Michael Osterholm, director of the University of Minnesota’s Center for Infectious Diseases Research and Policy, raised the possibility that the individual in Missouri could have had contact with wild birds or their droppings, either while cleaning out a bird feeder or while handling a dead bird that a cat had collected.
Krammer said he wouldn’t be too concerned if any of these possibilities turned out to be the likely route of exposure for this person. “The problem would be if… this was a sign of low circulation [of the virus] among the population,” he said. “And we don’t know that and that is of course worrying.”
He suggested it will be important to test anyone around this person and in their community who has flu-like symptoms. “This must be taken seriously. I hope, and I think there is a good chance, that it is a one-time infection. But it’s not certain. We don’t know.”
Osterholm said he was encouraged by the lack of references in state and CDC news releases to possible further spread of the virus. Neither reported symptoms among contacts of the infected person or among health care workers caring for the person.

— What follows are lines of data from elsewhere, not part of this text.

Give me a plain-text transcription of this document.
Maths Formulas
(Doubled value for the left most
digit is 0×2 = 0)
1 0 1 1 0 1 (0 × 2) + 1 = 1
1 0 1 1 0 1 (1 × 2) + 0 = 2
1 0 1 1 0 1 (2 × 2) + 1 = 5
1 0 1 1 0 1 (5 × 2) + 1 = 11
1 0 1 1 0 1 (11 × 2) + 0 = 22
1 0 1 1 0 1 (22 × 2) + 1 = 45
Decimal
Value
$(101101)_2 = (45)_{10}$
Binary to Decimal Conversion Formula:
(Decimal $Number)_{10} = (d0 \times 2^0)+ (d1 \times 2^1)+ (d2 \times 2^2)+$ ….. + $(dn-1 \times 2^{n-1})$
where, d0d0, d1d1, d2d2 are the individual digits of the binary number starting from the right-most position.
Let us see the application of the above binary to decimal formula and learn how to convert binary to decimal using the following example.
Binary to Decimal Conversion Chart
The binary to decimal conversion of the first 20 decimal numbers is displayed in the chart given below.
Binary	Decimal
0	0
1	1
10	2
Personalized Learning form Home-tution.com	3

‘What we have is implicit, it is not stated. But it didn’t say anyone else was under investigation for possible illness,” he said.
Based on what is known so far, Osterholm said this new development has not increased his concerns about H5N1. “It doesn’t change what I think is the existing risk consideration,” he said.
This case is the 15th H5 infection detected in the United States, the 14th this year. (A case was discovered in Colorado in 2022 in a man involved in the cleanup of a poultry farm where infected birds had been culled.)
Of the previous cases this year, all have been directly or indirectly linked to the outbreak in cows. The cases — in Michigan, Colorado and Texas — involved dairy farm workers or people who were infected while working on poultry farms where the virus had spread.